To say that the classic Hervé Léger bandage dress is form-fitting is to say that summer is warmer than winter: it’s beneath even Captain Obvious to mention. (If you’ve forgotten what they look like, it’s something like this.) That said, it’s still possible to shoot off one’s mouth about such things:
Some people just aren’t very nice. They try — oh God, they try — but sooner or later, the mask always slips. I’m not saying people who work at the luxury end of the fashion industry are any meaner than those who work in other professions, but I am saying they’re more blinkered. Over-paid, over-indulged and over-protected, some lost touch with reality a very long time ago.
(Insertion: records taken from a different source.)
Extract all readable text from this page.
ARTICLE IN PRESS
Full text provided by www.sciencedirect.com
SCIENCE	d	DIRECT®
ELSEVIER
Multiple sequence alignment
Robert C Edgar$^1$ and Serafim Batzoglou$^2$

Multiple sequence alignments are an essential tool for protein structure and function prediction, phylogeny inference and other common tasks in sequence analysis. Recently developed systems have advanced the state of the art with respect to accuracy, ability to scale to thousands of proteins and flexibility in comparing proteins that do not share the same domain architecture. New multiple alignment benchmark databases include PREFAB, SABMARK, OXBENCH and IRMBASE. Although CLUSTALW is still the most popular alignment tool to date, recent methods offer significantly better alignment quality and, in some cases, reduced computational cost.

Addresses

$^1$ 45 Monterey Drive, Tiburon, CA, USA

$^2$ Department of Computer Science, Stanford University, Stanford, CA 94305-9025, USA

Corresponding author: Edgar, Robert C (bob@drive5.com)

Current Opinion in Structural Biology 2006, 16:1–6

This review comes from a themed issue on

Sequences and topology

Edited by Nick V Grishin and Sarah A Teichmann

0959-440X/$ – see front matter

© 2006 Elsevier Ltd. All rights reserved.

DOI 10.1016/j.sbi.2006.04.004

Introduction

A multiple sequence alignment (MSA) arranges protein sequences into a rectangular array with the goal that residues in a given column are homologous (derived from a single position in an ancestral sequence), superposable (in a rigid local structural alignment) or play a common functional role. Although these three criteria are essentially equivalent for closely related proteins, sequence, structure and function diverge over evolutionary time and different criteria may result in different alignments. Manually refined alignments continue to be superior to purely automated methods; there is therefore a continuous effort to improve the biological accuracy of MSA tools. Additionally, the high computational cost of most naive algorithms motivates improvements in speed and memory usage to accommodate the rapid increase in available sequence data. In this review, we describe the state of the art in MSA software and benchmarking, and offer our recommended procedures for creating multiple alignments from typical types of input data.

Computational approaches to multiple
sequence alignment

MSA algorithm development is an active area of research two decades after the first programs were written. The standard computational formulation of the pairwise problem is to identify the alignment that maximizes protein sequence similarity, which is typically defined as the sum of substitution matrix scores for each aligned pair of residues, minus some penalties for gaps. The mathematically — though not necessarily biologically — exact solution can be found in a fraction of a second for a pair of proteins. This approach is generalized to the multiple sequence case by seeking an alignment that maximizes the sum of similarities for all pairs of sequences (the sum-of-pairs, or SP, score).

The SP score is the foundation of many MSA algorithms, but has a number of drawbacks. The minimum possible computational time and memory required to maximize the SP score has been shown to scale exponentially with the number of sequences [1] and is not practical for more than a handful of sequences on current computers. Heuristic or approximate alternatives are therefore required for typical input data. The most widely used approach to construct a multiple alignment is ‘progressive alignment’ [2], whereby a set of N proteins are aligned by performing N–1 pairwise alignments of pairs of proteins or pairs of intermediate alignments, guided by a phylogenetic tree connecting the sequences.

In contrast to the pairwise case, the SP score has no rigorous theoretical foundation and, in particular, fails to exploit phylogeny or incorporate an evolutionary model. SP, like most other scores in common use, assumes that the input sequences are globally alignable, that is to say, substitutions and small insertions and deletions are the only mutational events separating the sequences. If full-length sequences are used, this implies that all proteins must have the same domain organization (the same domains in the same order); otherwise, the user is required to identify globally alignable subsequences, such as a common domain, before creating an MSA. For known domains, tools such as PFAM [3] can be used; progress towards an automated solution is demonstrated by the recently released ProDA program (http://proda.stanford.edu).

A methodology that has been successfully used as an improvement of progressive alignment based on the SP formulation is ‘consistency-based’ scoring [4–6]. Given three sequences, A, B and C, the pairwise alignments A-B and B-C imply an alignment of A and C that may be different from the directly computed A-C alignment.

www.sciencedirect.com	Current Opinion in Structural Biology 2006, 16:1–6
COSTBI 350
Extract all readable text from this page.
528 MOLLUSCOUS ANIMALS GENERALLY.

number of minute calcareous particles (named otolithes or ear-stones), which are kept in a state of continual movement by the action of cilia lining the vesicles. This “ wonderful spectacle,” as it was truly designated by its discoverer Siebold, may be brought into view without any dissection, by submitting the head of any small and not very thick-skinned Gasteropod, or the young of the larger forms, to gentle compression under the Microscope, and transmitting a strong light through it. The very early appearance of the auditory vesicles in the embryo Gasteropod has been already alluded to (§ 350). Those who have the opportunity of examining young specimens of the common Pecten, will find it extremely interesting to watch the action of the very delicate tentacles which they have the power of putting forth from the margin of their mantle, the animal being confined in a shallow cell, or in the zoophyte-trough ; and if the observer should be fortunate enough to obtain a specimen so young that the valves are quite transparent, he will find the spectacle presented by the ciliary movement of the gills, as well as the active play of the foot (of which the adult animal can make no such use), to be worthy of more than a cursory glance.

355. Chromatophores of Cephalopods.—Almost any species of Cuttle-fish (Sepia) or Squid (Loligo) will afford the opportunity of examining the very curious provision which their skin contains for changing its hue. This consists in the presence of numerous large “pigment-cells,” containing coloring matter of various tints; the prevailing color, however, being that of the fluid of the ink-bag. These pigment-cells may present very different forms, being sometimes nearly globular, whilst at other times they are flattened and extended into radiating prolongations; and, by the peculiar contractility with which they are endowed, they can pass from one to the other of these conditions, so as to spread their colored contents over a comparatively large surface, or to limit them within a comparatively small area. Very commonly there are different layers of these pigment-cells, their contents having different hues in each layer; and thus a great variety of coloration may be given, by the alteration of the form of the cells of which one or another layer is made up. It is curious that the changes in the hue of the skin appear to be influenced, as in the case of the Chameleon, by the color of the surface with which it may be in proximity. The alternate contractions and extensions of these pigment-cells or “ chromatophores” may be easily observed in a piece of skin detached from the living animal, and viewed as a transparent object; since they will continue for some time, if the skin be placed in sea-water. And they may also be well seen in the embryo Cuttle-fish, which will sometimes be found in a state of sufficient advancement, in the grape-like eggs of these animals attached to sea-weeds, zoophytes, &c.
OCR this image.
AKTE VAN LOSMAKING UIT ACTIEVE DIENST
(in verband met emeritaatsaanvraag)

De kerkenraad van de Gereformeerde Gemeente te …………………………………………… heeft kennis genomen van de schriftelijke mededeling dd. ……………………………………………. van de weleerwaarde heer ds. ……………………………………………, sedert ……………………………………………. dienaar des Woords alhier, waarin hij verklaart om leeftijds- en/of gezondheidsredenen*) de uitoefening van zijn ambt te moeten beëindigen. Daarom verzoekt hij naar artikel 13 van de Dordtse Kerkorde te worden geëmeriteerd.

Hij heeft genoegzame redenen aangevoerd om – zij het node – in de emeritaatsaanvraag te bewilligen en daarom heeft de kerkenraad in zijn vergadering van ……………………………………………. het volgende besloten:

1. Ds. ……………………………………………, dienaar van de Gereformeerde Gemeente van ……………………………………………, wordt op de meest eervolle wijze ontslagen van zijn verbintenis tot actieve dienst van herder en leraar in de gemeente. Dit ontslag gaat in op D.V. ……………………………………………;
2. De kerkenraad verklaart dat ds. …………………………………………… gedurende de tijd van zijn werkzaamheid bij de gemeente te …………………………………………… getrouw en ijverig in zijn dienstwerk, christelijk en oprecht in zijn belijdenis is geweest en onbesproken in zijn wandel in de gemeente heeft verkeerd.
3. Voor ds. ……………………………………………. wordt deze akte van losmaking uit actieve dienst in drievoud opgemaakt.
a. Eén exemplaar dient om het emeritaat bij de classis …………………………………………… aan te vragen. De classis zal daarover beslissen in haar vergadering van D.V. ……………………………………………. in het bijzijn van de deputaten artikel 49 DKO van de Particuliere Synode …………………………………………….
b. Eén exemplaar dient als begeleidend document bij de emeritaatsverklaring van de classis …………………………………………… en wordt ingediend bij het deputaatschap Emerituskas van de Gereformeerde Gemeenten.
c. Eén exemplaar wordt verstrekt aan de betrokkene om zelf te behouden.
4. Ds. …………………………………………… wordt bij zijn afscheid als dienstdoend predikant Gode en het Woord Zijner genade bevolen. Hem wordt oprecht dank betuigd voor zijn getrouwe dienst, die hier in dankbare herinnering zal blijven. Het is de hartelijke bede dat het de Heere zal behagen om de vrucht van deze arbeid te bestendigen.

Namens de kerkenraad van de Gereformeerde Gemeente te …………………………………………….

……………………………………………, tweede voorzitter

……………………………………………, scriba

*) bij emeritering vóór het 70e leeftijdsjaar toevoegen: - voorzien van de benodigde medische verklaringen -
Pity poor Patrick Couderc, brought back to reality with a jolt via that classic, tried-and-tested means of a P45. The former UK managing director of MJH Fashion, the London-based licensee of the Hervé Léger brand, was dismissed after telling a Sunday newspaper that “voluptuous” women and women with “very prominent hips and a very flat chest” should avoid the bandage-style dresses for which Hervé Léger is most famous. Then, after complaining that the style had become popular with reality TV stars (admitting he “refuses to give free dresses to celebrities if they are judged to lack sufficient class”), he topped off his body-shaming snobbery with a final dig at lesbians. “If you’re a committed lesbian and you are wearing trousers all your life, you won’t want to buy a Léger dress. Lesbians would want to be rather butch and leisurely.”
This latter, of course, runs afoul of the First Rule of Holes: “Stop digging.”
The corner office, of course, disavowed the entire exchange:
Parent company BCBGMAXAZRIA Group says it is “shocked and appalled” by Couderc’s comments: “The brand celebrates sensuality, glamour and femininity without discrimination.”
But that doesn’t mean they’re making a dress for you:
I don’t know which is sadder: that the people in charge of these companies feel this way, or that we, the customers, are so completely unsurprised. “A fashion designer who’s openly misogynistic and has no regard for any woman not built like a 2×4? What a shock,” was one typical comment on the internet, in response to Couderc’s comments. But then, as anyone who’s a size 18 or big-breasted or big-bottomed will attest, high-end designers have been practising body discrimination for aeons. It’s why they don’t stock clothing in your size.
And this outburst by Couderc is not likely to make them start, either.